Marginal implementation

Marginal type

All marginals are encoded with the type Marginal.

ReactiveMP.MarginalType
Marginal(data, is_clamped, is_initial[, annotations])

An implementation of a marginal in variational message passing framework.

Arguments

  • data::D: marginal always holds some data object associated with it, which is usually a probability distribution
  • is_clamped::Bool, specifies if this marginal was the result of constant computations (e.g. clamped constants)
  • is_initial::Bool, specifies if this marginal was used for initialization
  • annotations::AnnotationDict: optional annotation dictionary carrying extra metadata (e.g. log-scale, input arguments). Defaults to an empty AnnotationDict().

Example

julia> distribution = Gamma(10.0, 2.0)
Distributions.Gamma{Float64}(α=10.0, θ=2.0)

julia> message = Marginal(distribution, false, true)
Marginal(Distributions.Gamma{Float64}(α=10.0, θ=2.0))

julia> mean(message)
20.0

julia> getdata(message)
Distributions.Gamma{Float64}(α=10.0, θ=2.0)

julia> is_clamped(message)
false

julia> is_initial(message)
true
source

From an implementation point a view the Marginal structure does nothing but hold some data object and redirects most of the statistical related functions to that data object. However, this object is used extensively in Julia's multiple dispatch.

ReactiveMP.as_marginalFunction
as_marginal(any)

A function that converts an instance of Message to an instance of Marginal. For Marginal itself it returns the input unchanged. This is an internal function and is not supposed to be used outside of ReactiveMP package.

source
ReactiveMP.to_marginalFunction
to_marginal(any)

Transforms an input to a proper marginal distribution. Called inside as_marginal. Some nodes do not use Distributions.jl, but instead implement their own equivalents for messages for better efficiency. Effectively to_marginal is needed to convert internal effective implementation to a user-friendly equivalent (e.g. from Distributions.jl). By default does nothing and returns its input, but some nodes may override this behaviour (see for example Wishart and InverseWishart).

Note: This function is a part of the private API and is not intended to be used outside of the ReactiveMP package.

source
using ReactiveMP, BayesBase, ExponentialFamily

distribution  = ExponentialFamily.NormalMeanPrecision(0.0, 1.0)
marginal      = Marginal(distribution, false, true)
Marginal(ExponentialFamily.NormalMeanPrecision{Float64}(μ=0.0, w=1.0))
mean(marginal), precision(marginal)
(0.0, 1.0)
logpdf(marginal, 1.0)
-1.4189385332046727
is_clamped(marginal), is_initial(marginal)
(false, true)

Marginal observable

Within the reactive message passing framework, marginals are not computed once and stored as values — instead they live as streams that continuously emit updated beliefs as new messages arrive. MarginalObservable is the container for such a stream.

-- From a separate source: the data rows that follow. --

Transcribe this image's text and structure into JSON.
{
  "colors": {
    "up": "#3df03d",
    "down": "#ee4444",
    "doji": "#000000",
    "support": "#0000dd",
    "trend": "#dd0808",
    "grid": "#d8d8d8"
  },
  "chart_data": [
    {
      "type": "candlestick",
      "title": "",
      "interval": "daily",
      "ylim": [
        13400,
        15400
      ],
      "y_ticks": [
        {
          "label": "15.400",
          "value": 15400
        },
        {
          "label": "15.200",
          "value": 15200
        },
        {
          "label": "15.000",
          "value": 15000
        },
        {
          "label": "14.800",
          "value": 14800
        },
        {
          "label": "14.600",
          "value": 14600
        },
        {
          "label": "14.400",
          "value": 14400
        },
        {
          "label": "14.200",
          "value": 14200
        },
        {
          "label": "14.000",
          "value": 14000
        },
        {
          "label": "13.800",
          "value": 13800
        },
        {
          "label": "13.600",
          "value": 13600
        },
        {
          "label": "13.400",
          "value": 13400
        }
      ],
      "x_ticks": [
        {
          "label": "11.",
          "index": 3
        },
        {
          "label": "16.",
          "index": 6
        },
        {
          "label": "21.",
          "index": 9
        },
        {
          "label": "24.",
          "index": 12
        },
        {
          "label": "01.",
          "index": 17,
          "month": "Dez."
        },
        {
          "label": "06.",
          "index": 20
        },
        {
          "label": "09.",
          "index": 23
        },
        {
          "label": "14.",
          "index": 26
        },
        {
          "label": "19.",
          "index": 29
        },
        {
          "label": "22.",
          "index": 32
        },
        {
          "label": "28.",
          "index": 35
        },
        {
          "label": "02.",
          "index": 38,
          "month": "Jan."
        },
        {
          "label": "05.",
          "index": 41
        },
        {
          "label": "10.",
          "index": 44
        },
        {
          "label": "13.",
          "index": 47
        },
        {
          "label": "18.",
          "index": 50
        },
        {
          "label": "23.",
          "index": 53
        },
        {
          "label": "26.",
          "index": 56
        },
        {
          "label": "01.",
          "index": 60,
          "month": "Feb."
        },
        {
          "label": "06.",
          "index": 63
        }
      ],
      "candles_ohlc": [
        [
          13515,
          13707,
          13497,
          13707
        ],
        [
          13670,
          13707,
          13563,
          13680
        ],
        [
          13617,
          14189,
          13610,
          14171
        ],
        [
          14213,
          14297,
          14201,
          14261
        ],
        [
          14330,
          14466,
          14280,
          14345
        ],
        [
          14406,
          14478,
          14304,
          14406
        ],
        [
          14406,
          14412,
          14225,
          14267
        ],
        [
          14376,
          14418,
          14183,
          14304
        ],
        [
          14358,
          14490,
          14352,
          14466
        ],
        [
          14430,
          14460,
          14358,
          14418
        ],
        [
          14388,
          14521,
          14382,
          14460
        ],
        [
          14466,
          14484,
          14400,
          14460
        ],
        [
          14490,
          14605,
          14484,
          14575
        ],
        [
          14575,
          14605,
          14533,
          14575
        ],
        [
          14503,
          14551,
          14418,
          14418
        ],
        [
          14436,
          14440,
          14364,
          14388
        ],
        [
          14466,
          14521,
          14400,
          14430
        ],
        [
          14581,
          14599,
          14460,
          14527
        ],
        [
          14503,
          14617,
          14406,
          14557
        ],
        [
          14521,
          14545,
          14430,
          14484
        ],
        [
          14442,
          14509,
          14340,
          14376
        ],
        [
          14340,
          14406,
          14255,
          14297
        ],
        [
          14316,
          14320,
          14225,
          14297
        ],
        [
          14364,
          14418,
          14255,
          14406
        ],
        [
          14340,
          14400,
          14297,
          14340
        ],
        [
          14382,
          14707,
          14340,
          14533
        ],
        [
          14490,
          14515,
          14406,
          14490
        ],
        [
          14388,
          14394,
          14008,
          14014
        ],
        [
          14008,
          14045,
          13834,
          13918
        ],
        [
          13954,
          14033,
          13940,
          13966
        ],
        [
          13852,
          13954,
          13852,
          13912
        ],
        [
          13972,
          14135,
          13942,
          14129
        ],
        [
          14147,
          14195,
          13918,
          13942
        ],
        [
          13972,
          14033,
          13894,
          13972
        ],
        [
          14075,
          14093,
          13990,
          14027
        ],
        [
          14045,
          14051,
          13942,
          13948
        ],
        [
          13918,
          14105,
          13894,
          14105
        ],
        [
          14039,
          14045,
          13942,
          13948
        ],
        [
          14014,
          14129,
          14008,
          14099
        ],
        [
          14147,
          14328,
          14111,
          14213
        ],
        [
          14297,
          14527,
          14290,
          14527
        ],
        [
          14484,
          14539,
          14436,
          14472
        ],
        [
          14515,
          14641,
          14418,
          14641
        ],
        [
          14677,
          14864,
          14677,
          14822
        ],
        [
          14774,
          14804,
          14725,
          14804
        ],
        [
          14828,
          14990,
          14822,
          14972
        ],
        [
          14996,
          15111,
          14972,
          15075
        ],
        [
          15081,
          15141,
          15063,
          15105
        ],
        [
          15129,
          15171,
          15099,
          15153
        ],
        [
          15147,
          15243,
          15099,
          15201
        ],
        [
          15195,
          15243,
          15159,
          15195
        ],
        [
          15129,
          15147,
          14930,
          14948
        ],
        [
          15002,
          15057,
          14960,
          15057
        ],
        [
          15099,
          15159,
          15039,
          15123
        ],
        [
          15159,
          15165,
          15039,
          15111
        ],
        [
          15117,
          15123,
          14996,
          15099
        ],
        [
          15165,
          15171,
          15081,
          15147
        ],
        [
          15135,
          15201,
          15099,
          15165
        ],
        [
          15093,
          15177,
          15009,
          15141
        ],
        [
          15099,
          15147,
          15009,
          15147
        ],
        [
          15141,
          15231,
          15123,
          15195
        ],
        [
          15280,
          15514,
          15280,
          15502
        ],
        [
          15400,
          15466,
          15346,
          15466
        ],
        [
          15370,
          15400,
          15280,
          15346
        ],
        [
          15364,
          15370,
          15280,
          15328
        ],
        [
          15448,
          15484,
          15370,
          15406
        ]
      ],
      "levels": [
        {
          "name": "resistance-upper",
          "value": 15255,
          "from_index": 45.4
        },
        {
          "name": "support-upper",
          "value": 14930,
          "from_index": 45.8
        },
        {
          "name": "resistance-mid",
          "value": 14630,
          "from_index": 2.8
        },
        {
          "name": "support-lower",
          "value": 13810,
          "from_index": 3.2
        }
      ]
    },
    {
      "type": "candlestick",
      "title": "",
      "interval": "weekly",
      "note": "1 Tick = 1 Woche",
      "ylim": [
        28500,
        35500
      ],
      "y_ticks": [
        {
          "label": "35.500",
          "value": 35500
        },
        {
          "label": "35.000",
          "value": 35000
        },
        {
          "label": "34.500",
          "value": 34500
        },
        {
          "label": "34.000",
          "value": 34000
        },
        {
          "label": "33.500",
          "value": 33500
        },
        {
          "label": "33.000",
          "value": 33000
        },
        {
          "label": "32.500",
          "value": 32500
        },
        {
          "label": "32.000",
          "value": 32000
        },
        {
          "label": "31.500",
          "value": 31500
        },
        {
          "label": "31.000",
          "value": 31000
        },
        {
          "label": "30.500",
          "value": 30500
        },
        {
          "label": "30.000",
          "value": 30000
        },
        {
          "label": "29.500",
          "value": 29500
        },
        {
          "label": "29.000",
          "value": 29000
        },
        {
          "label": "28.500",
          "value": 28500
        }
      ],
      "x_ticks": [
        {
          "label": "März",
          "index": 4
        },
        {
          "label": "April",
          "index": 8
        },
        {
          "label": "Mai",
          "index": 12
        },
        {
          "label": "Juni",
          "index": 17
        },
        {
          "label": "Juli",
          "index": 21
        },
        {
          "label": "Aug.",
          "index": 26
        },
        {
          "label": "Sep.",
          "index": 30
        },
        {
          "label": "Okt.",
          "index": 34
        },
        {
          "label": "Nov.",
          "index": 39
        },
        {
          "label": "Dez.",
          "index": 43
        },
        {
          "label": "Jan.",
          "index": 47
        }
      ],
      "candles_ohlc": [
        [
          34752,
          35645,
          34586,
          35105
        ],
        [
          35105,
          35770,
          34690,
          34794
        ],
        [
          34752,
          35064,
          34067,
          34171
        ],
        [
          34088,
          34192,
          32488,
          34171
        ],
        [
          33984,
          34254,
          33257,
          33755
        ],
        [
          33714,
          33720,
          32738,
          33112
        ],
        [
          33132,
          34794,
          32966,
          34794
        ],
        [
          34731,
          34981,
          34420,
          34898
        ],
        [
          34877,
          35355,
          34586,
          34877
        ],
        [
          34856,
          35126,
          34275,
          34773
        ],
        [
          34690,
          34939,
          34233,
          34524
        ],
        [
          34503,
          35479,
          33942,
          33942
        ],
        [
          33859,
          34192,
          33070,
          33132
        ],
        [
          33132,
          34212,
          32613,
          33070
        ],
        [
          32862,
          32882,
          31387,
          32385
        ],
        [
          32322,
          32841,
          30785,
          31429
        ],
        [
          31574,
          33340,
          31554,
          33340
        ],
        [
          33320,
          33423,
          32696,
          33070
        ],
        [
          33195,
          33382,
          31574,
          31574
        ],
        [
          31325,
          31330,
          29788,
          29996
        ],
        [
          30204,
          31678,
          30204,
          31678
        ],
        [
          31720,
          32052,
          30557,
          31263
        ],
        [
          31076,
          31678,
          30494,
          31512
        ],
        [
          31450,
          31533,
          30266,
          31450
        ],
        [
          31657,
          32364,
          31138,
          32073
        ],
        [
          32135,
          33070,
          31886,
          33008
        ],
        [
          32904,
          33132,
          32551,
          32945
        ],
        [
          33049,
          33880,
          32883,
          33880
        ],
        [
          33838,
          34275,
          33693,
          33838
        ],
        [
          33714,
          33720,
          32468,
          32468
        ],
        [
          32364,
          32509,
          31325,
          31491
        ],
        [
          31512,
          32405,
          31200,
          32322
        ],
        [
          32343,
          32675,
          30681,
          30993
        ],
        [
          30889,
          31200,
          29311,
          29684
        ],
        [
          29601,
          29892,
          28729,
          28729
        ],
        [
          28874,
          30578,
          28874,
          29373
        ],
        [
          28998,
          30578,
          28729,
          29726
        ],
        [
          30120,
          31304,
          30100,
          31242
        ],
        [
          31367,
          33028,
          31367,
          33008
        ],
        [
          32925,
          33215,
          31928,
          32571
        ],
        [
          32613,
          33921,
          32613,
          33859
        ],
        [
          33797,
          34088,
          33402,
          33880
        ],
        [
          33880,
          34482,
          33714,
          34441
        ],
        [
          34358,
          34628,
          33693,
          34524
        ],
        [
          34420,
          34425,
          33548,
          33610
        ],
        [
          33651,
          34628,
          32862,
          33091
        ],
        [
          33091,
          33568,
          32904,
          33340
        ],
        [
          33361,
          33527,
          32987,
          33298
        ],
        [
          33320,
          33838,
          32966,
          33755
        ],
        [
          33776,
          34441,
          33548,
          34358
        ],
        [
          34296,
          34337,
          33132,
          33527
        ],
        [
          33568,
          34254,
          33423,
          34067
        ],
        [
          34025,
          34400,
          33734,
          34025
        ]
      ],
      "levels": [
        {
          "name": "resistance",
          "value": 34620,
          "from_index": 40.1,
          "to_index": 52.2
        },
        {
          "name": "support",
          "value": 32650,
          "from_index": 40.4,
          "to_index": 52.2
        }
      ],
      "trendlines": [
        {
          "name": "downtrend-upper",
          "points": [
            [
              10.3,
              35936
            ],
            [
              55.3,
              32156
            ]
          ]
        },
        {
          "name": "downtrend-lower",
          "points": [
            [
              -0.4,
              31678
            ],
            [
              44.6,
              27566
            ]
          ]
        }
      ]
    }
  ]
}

ReactiveMP.MarginalObservableType
ReactiveMP.MarginalObservable

A lazy, connectable reactive stream for Marginal values, used as the marginal stream of every variable in the factor graph.

Internally combines two Rocket.jl primitives:

  • a RecentSubject{Marginal} that caches the most recently emitted value, so Rocket.getrecent always returns the latest belief and late subscribers receive it immediately
  • a LazyObservable{Marginal} that is the actual subscription target — initially unconnected, and wired to an upstream source during graph activation via ReactiveMP.connect!

connect!(observable, source) sets the lazy stream to source |> multicast(subject) |> ref_count(): all subscribers share one upstream subscription, and every emission is forwarded through the cached subject. Before the upstream is connected, ReactiveMP.set_initial_marginal! can push an initial belief directly into the subject to seed the graph before inference begins.

See also: ReactiveMP.MessageObservable, ReactiveMP.get_stream_of_marginals, ReactiveMP.set_initial_marginal!

source

Every ReactiveMP.AbstractVariable holds one MarginalObservable, accessed via ReactiveMP.get_stream_of_marginals. The observable starts unconnected: its internal LazyObservable has no upstream source until the factor graph is activated. During activation, ReactiveMP.connect! wires the lazy stream to a computed source (e.g. collectLatest over inbound messages for a ReactiveMP.RandomVariable, or the observation channel for a ReactiveMP.DataVariable). After that point, every message update propagates through the graph and the MarginalObservable emits a fresh Marginal.

The internal RecentSubject ensures that:

  • any subscriber that joins after the first emission immediately receives the current belief via Rocket.getrecent
  • ReactiveMP.set_initial_marginal! can seed an initial value before activation, so that rules which depend on a marginal at iteration zero have something to read

All downstream subscriptions go through the LazyObservable, not the subject directly, so they see the full computed stream rather than only manually pushed values.